Jorhat, Feb. 27: Draped in banana leaves, bark of trees and creepers, members of Friends of Village today staged a unique protest in front of the Sivasagar deputy commissioner’s office.

The protest has been against growth of illegal saw mills across the state, which has depleted the green cover leading to increase in man-animal conflict. The members of Friends of Village — a voluntary organisation involved in socio-economic development of rural areas and environmental awareness — shouted slogans for over an hour in front of the DC’s office.

Secretary of the Friends of Village Srimanta Ranjan Bora today told this correspondent that about 20 members dressed in “nature’s way” with placards staged the protest to highlight the plight of largescale deforestation caused because of rampant felling of trees.

He said a huge crowd gathered at the spot and joined them in their protest against degradation of environment leading to disturbance in the ecosystem. The protesters later submitted a memorandum to the government through deputy commissioner J. Lahkar and demanded that he initiates immediate action to close down all illegal sawmills to curb felling of tress.

Bora said because of negligence shown by the government and lack of adequate protest by the civil society over rapid loss of green cover, the man-animal conflict was increasing in recent times leading to loss of wildlife and also humans.

“We want to call the attention of the government to the issue and spread awareness in society about conservation of nature,” the secretary said.

He said in recent times, illegal saw mills have been rapidly set up in the remote rural areas, especially in inter-state border areas and saporis (sandbars) to meet the demand for processing timber because of rise in felling of trees. Bora said the organisation plans to hold such kinds of protests in other districts in the future to highlight the issue.

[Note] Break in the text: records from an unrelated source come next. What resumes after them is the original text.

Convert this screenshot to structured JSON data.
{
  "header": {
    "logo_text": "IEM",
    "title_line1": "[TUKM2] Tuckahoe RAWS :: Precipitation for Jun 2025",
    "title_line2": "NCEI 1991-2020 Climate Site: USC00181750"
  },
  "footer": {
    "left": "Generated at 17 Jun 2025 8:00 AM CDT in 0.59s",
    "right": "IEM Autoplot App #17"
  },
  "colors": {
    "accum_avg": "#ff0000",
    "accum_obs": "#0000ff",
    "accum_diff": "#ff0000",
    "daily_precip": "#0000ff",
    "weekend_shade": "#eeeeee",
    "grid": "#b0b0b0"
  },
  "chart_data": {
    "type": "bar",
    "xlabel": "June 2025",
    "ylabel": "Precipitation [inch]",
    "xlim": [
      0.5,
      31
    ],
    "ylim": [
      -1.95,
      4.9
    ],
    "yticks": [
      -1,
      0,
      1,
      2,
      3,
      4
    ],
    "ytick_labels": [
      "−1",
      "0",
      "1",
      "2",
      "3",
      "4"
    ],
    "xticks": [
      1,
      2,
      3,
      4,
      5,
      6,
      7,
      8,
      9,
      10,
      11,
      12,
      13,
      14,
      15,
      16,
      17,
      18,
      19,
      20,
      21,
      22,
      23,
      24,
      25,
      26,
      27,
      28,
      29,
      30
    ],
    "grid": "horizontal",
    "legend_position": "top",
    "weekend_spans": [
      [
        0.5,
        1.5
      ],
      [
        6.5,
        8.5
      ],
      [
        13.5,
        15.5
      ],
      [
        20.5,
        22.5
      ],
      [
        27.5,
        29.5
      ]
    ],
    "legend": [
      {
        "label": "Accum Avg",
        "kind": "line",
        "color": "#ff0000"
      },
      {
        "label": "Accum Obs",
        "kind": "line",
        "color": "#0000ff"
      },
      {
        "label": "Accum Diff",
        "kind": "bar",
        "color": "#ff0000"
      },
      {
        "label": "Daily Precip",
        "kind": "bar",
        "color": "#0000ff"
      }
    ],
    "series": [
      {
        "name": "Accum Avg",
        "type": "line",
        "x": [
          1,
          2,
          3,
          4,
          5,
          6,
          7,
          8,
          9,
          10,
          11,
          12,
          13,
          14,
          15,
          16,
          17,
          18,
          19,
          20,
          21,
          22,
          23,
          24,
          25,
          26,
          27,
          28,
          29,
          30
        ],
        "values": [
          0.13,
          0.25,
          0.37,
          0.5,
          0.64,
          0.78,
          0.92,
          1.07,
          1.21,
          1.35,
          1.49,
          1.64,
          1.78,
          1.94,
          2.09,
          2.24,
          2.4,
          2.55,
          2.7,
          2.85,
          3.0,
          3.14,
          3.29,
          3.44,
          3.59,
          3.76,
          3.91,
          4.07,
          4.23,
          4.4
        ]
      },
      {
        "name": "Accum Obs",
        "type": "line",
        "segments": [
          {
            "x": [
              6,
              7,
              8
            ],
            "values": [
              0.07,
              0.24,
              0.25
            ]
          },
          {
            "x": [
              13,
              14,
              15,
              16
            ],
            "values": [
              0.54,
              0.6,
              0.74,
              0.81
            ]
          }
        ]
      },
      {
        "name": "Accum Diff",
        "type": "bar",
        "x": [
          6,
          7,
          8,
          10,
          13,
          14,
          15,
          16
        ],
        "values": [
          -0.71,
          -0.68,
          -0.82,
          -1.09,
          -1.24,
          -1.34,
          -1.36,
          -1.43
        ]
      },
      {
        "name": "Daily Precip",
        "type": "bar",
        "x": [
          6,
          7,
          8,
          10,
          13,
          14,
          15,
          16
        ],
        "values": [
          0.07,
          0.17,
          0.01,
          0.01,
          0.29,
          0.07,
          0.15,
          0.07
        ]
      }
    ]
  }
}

He said the focus by government or by NGOs, was always given to national parks, wildlife sanctuaries and reserve forests, but there are countless forests in villages, foothills and riverine areas that serve as habitats for a large number of wildlife species. Bora said because of the decreasing greenery, the wild animals were forced to come near human settlements, which resulted in man-animal conflict.

He said from a survey conducted by the organisation last year across the state by its volunteers it has been found there are about 900 small and big illegal saw mills with about 200 coming up in the last two years.

On September 30 last year, the members of the organisation in a similar manner staged a protest at the Sunday weekly market, Kerai Ali Bazar, near Khoragarh Ghorachora village under Amguri police station in Sivasagar district. The protest was against the alleged killing of two leopard cubs on the previous day by a group of villagers.

Though Khoragarh Ghorachora villagers claimed that dogs had killed the two leopard cubs, forest department sources alleged that the villagers themselves had killed the cubs to avenge the killing of a cow by the mother of the cubs the previous day. The cubs had taken shelter in a bamboo clump in the village with their mother.